Единственное место из Нового Завета в 1 Ин. 5:7, на котором можно было бы с успехом обосновать догмат о троице, оказалось, по мнению текстологов, подложным. Из многочисленных рукописей, содержащих текст I Послания Иоанна, начиная со II века, самый древний манускрипт с этой вставкой датируется концом XV столетия[13] и только с этого времени она окончательно закрепляется в изданиях Нового Завета.
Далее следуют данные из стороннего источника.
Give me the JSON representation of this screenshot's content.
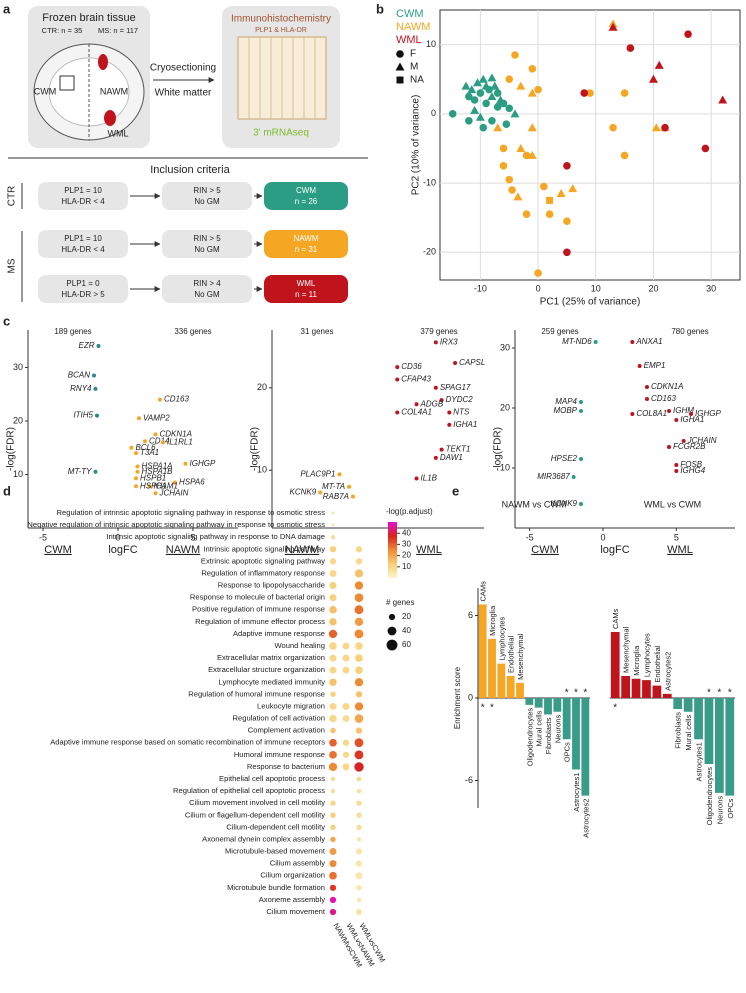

“Один есть Бог: это ясно и известно” – писал ученик апостола Петра Климент, епископ Римский.[14] Не противореча в открытую этому основополагающему учению Библии, богословы от язычества всё же умудрились истолковать его так, чтобы ввести в него тайное многобожие. Каким образом это произошло, мы сейчас и рассмотрим во всех подробностях. Мы увидим, что каппадокийский вариант тринитарного богословия есть нечто существенно новое и небывалое в историческом развитии христианских догматов, неизвестное ни одной из предшествующих традиций, хоть и получившее широкую поддержку на Востоке, но установленное, на взгляд профессора В. Болотова, “не на филологических основах”.[15]
Достаточно напомнить, что старо-никейская школа в лице отцов I Вселенского Никейского собора в учении о Боге придерживалась совсем иной терминологии, согласно которой понятия “ипостась” и “сущность” не имели того различия и смысла, которые были заложены в них позже “великими” каппадокийцами. Согласно Никейскому символу Сын рожден “из сущности Отца”, а учащие, что Сын рожден “из иной ипостаси или сущности” предаются анафеме. Отсюда естественно заключить – и это делается всеми без исключения учеными – что в терминологии никейских отцов “сущность” и “ипостась” для Отца и Сына одна и та же, а не иная у Отца и иная у Сына, потому что из “ипостаси” Отца рождена не иная “ипостась”, а та же самая. “Термин omoousioV, – характеризует профессор Спасский богословские принципы Никеи, – требовал признания в Отце и Сыне не двух сущностей или ипостасей, связанных единством происхождения, но одной сущности или ипостаси, поскольку отцы Никейского собора не делали различия между сущностью и ипостасью. Та же самая сущность, говорил Никейский символ, которая в Отце, принадлежит и Сыну”[16]. Как раз для того, чтобы устранить тождество этих понятий, во втором Символе веры, получившем название Никео-Цареградского и окончательно закрепившемся в церковном обиходе, были устранены те формулировки, которые с очевидностью указывали на это тождество. Иное истолкование, естественно, получил и центральный термин Символа – “единосущие”, благодаря чему только и возможно объяснить факт снисходительного к нему отношения в ново-никейской терминологии. Поэтому историко-этимологический обзор тринитарной терминологии целесообразно начать именно с рассмотрения слова “единосущие”.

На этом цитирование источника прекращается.